Part way through the upgrade I started getting errors about certain OpenOffice deb packages missing from the Alternate CD. As these were not core to the OS working I continued the upgrade. There were a number of related errors and eventually I got a “Upgrade Failed” message, asking me to reboot to recover.
However, I noticed the restart icon had appeared in the plasmoid notification area, so a pretty good indication that the core OS was sound and any problems would be with secondary packages. So instead of doing a restart, I opened up Terminal and entered:
sudo apt-get update
followed by
sudo apt-get upgrade
and was told that I had broken packages, so ran the following
sudo apt-get -f install
then did an upgrade which installed any missing packages (mainly OpenOffice).
As an insurance policy, I re-ran the upgrade process again to make sure nothing had been missed.

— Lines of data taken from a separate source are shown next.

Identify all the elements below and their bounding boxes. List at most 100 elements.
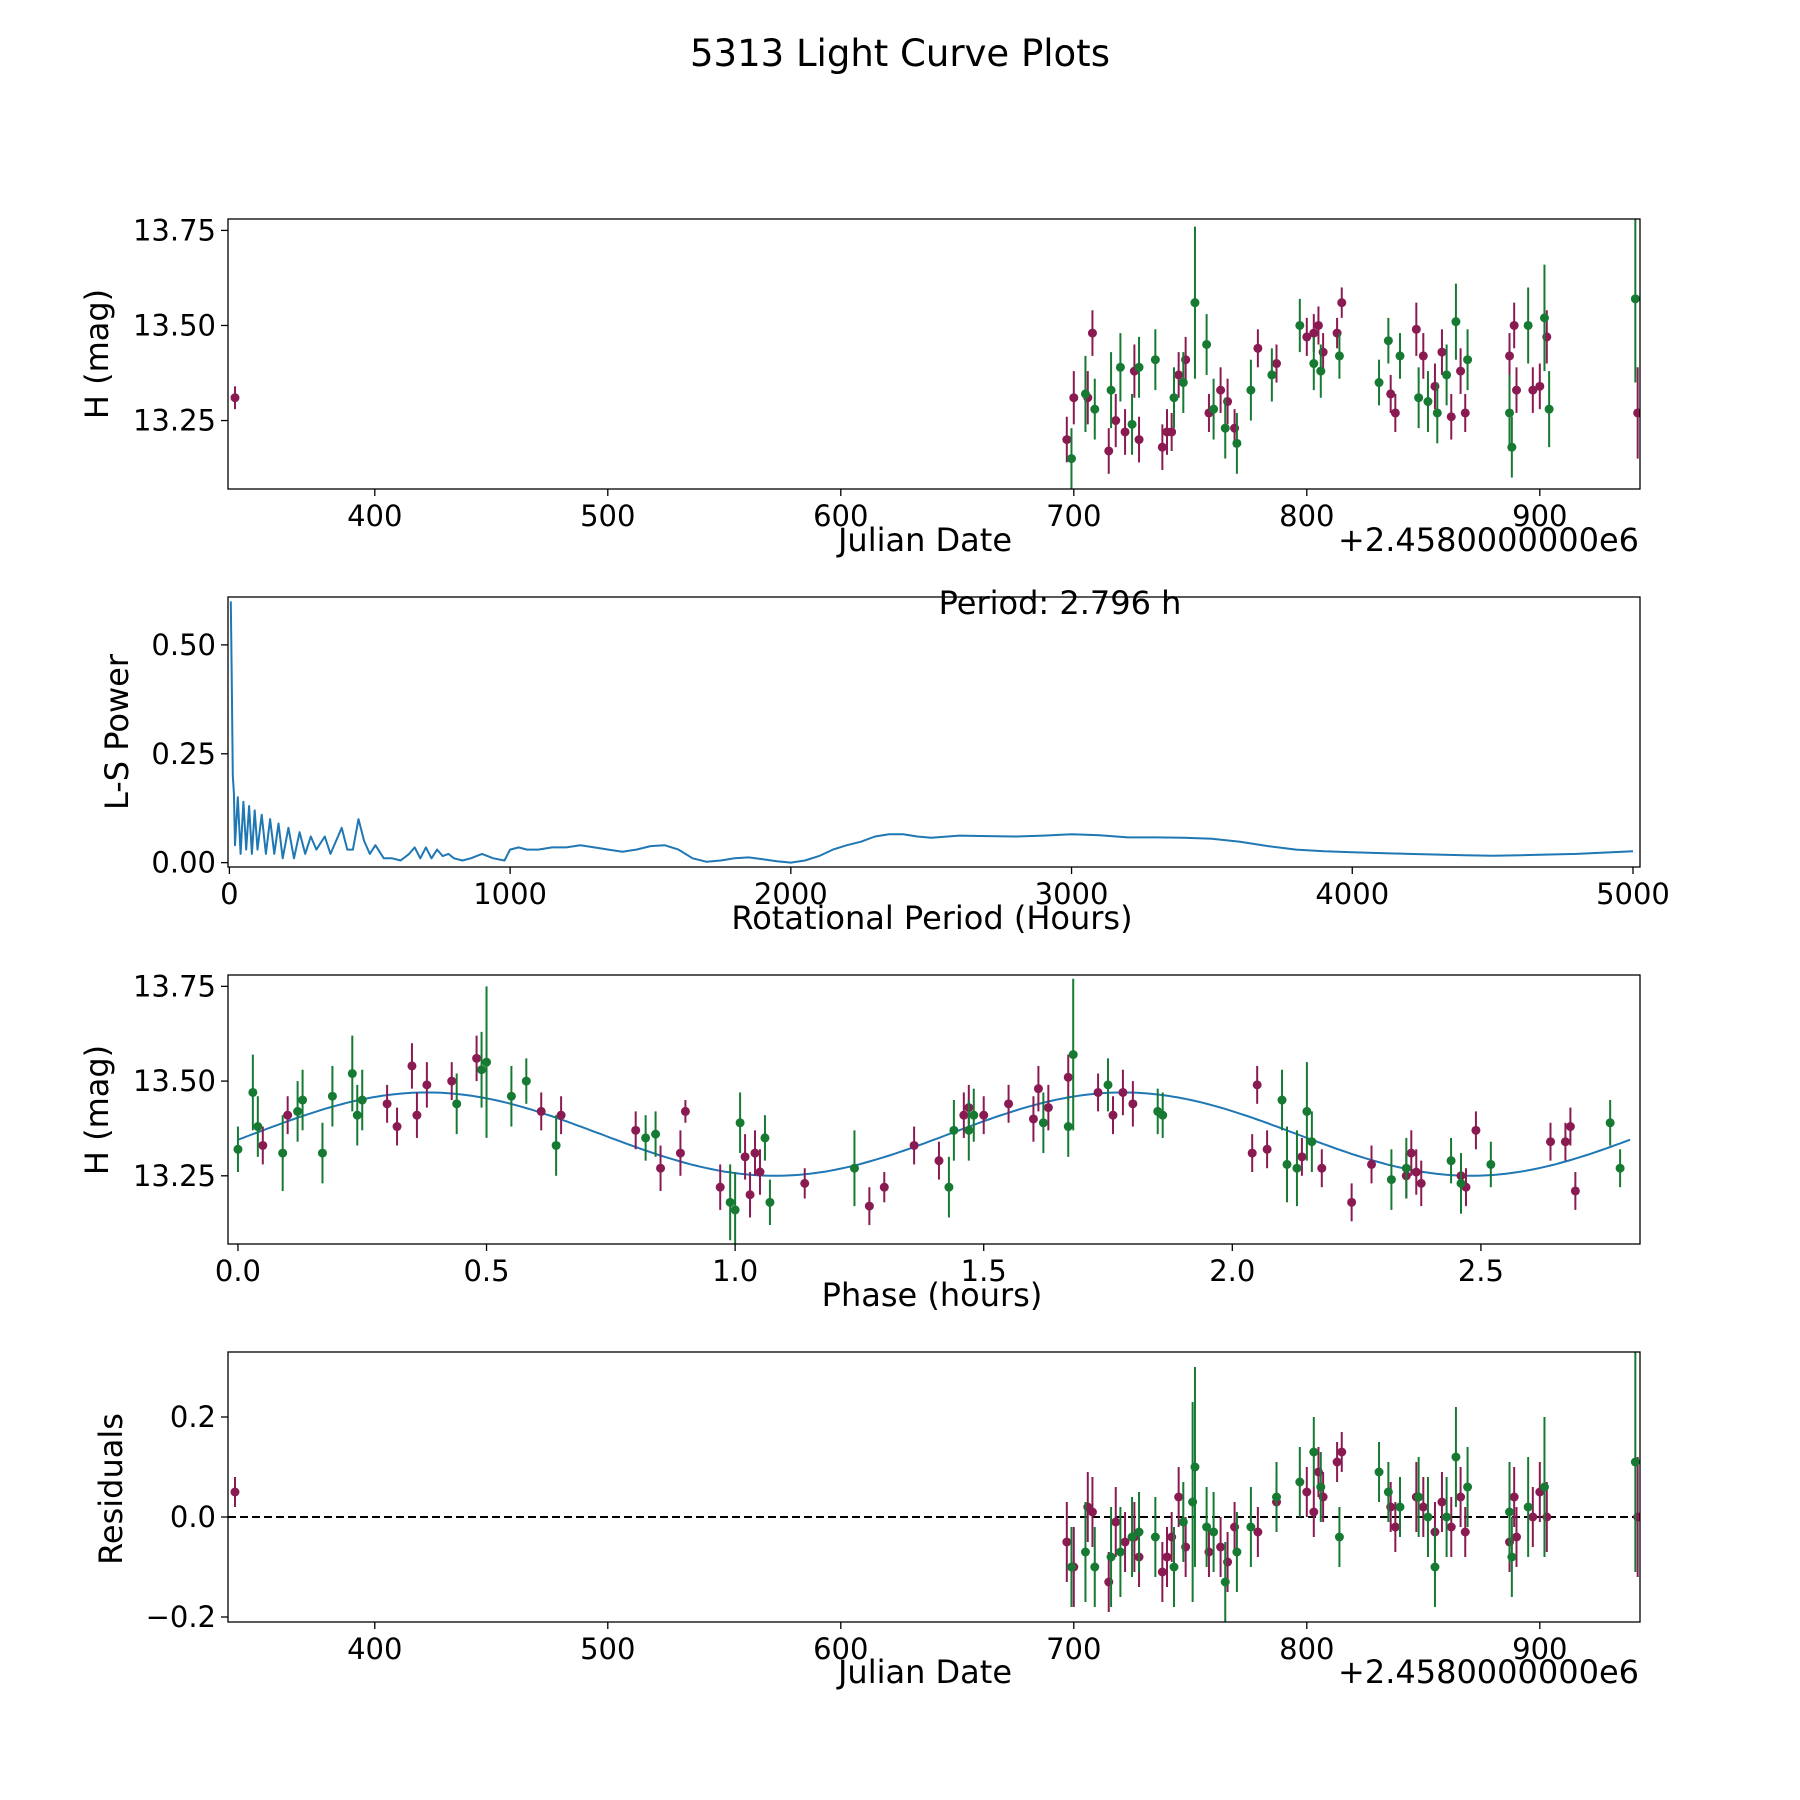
y-tick-label: 0.50 <box>151 628 216 662</box>
point-marker <box>556 1110 566 1120</box>
residuals-xlabel: Julian Date <box>836 1653 1012 1691</box>
point-marker <box>1423 397 1433 407</box>
point-marker <box>1460 1527 1470 1537</box>
point-marker <box>1528 1512 1538 1522</box>
point-marker <box>1302 1487 1312 1497</box>
data-point <box>1463 1447 1473 1527</box>
point-marker <box>1090 1562 1100 1572</box>
point-marker <box>1068 1050 1078 1060</box>
data-point <box>1127 393 1137 455</box>
data-point <box>1383 317 1393 364</box>
data-point <box>1374 359 1384 406</box>
y-tick-label: −0.2 <box>146 1600 216 1634</box>
data-point <box>1509 1467 1519 1527</box>
point-marker <box>1267 370 1277 380</box>
data-point <box>1157 424 1167 470</box>
data-point <box>1418 333 1428 379</box>
point-marker <box>1442 370 1452 380</box>
point-marker <box>1509 1492 1519 1502</box>
data-point <box>327 1065 337 1127</box>
data-point <box>1150 329 1160 391</box>
point-marker <box>506 1091 516 1101</box>
point-marker <box>944 1182 954 1192</box>
data-point <box>1253 329 1263 368</box>
data-point <box>1178 1482 1188 1562</box>
point-marker <box>412 1110 422 1120</box>
data-point <box>1209 378 1219 440</box>
point-marker <box>1451 317 1461 327</box>
point-marker <box>1202 1522 1212 1532</box>
point-marker <box>1087 1507 1097 1517</box>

The laptop was then rebooted and Kubuntu 9.10 loaded, really quickly!
Problem 3: Broken ATI Graphics
This was a known problem, and I had the fix. The only thing to change was replacing GDM (Gnome Desktop Manager) with KDM (KDE Desktop Manager) to adapt it for Kubuntu rather than Ubuntu.
Window corruption with older ATI graphics cards
With older ATI graphics cards with 32MB or less of video RAM some corruption of direct rendered windows, for example OSD notifier windows, might appear. This may be worked around by disabling ‘RenderAccel’ in the Xorg configuration. (426582)
To do this first exit to the console using the following command:
*
sudo service gdm stop
Then create an Xorg configuration file with the command below:
*
sudo Xorg -configure
Then add the ‘RenderAccel’ option to /etc/X11/xorg.conf:
*
Section “Device”
…
Driver “radeon”
Option “RenderAccel” “off”
EndSection
And restart X/GDM.
sudo service gdm start
It worked, one reboot and all was fine.
Problem 4: KNetworkManager
Just when I thought it was all fixed, I then tried my wireless connection. It could see the network, but just could not connect.
Because of previous problems under 8.10 with KNetworkManager not always loading successfully on boot, I had added it to AutoStart. I removed this from Autostart and rebooted. KNetworkManager loaded and asked for my wireless access encryption code. Once entered, it connected without a problem.
KNetworkManager has been totally rewritten since 9.04, so it might work reliably. Stranger things have happened!
Conclusion
Despite the above problems, some of which may be unique to my laptops configuration, I think the upgrade to Kubuntu 9.10 was worth it. The whole laptop seems faster and graphics more responsive.
I eagerly look forward to Kubuntu 10.4, hopefully Pulse Audio may start working for a change.